2. Reliable distribution network (high logistics costs with service focus)
   Short lead-times are an important factor, and therefore there are multiple warehouses to service important local markets. Inventory management (reduction of working capital) over these warehouses has limited management attention, as the value density of the products is low. Ergo the full product portfolio resides in all warehouses. Transport efficiency is achieved by bundling the replenishment flows from manufacturing plant to the warehouses in line hauls. Wherever possible the warehouses usually are located at a manufacturing plant to reduce inbound costs. Outbound transportation is relatively a small piece in the total costs pie, with the main markets having their own warehouse.
3. Asset efficient distribution network (low logistics costs with price focus)
   Typically products with a high sales value, thus the focus is on inventory optimization (reduction of working capital), rather than operational savings in warehousing and transport. Typical solution is a dual structure with a central DC, supported by smaller local satellite warehouses. The central DC stocks both fast- and slow-movers with several weeks of demand coverage. The local satellite warehouses only stock the fast-movers for the local market, with a minimum of demand coverage.
4. Responsive, flexible distribution network (high logistics costs with price focus)
   Given the relatively small logistics costs percentage in these branches, the focus is more on quality, reliability and responsiveness than it is on operational efficiency. These distribution structures typically have an over-dimensioning on the number of warehouses, i.e. each sales country has its own inventory and warehouse location. In service logistics, risk mitigation is often a supply chain topic. The penalty clauses or health risk (e.g. pharma) attached to a non-compliant delivery often outweigh any operational costs reduction in distribution. A responsive, flexible, reliable market strategy can also be created in a one DC structure where 24-hour service is assured through air-transport or consignment stocks at customers premises.

Use the Right Mixture of Distribution Networks

Given the high logistics costs in relation to net sales within the chemical industry, the distribution model should focus on operational efficiency. This means a consolidation of warehouses as much as the market requirements allow you, at the same time as optimizing transportation through condensed shipments.

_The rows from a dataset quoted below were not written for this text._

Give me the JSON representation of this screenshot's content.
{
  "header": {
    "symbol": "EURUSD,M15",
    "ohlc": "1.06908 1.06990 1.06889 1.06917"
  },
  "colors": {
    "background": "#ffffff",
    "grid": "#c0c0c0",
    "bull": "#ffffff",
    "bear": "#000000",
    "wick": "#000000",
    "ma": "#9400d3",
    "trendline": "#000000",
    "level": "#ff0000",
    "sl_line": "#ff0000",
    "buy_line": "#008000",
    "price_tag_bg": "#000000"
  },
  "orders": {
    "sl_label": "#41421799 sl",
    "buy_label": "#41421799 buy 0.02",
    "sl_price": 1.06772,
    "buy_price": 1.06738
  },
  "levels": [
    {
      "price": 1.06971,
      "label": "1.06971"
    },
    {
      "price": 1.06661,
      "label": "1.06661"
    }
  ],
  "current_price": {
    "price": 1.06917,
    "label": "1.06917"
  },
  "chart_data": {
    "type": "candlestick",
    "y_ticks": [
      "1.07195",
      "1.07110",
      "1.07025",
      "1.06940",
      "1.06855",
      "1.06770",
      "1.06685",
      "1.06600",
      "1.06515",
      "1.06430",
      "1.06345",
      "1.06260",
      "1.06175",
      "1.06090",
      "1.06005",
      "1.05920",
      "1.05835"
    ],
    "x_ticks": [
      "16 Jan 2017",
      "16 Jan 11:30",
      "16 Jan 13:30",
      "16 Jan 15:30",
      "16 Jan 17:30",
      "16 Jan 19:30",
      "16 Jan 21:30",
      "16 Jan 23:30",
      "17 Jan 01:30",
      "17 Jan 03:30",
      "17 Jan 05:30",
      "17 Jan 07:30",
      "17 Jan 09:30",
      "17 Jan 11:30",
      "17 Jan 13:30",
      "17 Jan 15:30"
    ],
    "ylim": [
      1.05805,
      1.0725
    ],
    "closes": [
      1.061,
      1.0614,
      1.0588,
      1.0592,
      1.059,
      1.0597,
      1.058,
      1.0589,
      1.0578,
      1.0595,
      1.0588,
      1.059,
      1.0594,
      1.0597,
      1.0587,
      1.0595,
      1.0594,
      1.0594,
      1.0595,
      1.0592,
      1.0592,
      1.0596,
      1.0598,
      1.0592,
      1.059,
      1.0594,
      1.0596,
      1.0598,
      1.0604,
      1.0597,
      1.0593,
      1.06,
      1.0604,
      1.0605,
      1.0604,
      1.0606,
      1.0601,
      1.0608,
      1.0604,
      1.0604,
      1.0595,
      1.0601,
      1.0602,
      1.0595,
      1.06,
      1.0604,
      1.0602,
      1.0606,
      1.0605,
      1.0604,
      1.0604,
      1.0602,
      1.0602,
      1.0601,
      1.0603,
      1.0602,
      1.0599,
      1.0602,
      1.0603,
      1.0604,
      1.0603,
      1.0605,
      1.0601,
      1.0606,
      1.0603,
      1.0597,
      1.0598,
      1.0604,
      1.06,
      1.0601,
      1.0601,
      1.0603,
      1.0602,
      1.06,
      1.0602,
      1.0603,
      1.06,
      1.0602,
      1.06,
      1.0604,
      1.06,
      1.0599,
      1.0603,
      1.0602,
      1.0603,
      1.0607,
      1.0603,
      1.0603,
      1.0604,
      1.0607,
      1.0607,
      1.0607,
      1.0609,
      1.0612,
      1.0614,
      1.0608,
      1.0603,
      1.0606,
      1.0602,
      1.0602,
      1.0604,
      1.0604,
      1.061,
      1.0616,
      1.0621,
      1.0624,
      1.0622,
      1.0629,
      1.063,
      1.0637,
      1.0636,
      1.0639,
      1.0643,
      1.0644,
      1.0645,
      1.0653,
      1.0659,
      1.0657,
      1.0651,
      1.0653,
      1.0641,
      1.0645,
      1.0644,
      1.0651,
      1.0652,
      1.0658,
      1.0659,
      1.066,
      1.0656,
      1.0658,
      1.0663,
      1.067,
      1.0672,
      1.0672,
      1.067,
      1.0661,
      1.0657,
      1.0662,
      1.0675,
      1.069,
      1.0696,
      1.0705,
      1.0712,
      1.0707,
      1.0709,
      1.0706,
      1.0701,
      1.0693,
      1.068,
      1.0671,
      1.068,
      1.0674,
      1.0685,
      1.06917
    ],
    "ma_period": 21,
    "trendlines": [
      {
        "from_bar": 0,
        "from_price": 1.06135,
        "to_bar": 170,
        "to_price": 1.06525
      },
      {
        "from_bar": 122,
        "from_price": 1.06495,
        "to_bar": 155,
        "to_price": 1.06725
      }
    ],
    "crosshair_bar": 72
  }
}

Particularly fine chemicals could be faced with specific customer lead-time constraints drifting the distribution model away from its most efficient set-up. However this supplementary service solution (e.g. an extra warehouse) should only be implemented if the benefit in completive advantage outweighs the additional costs. Such a service solution should not become a business standard, but only apply for the product-market combination in question.
Consequently the key to logistics success within the chemical industry is to implement several different distribution networks within your company. Thus operating the most efficient distribution network, but allow for a tailored service solutions specifically for that product-market where it provides a proven added value. Manage distribution globally, but act locally.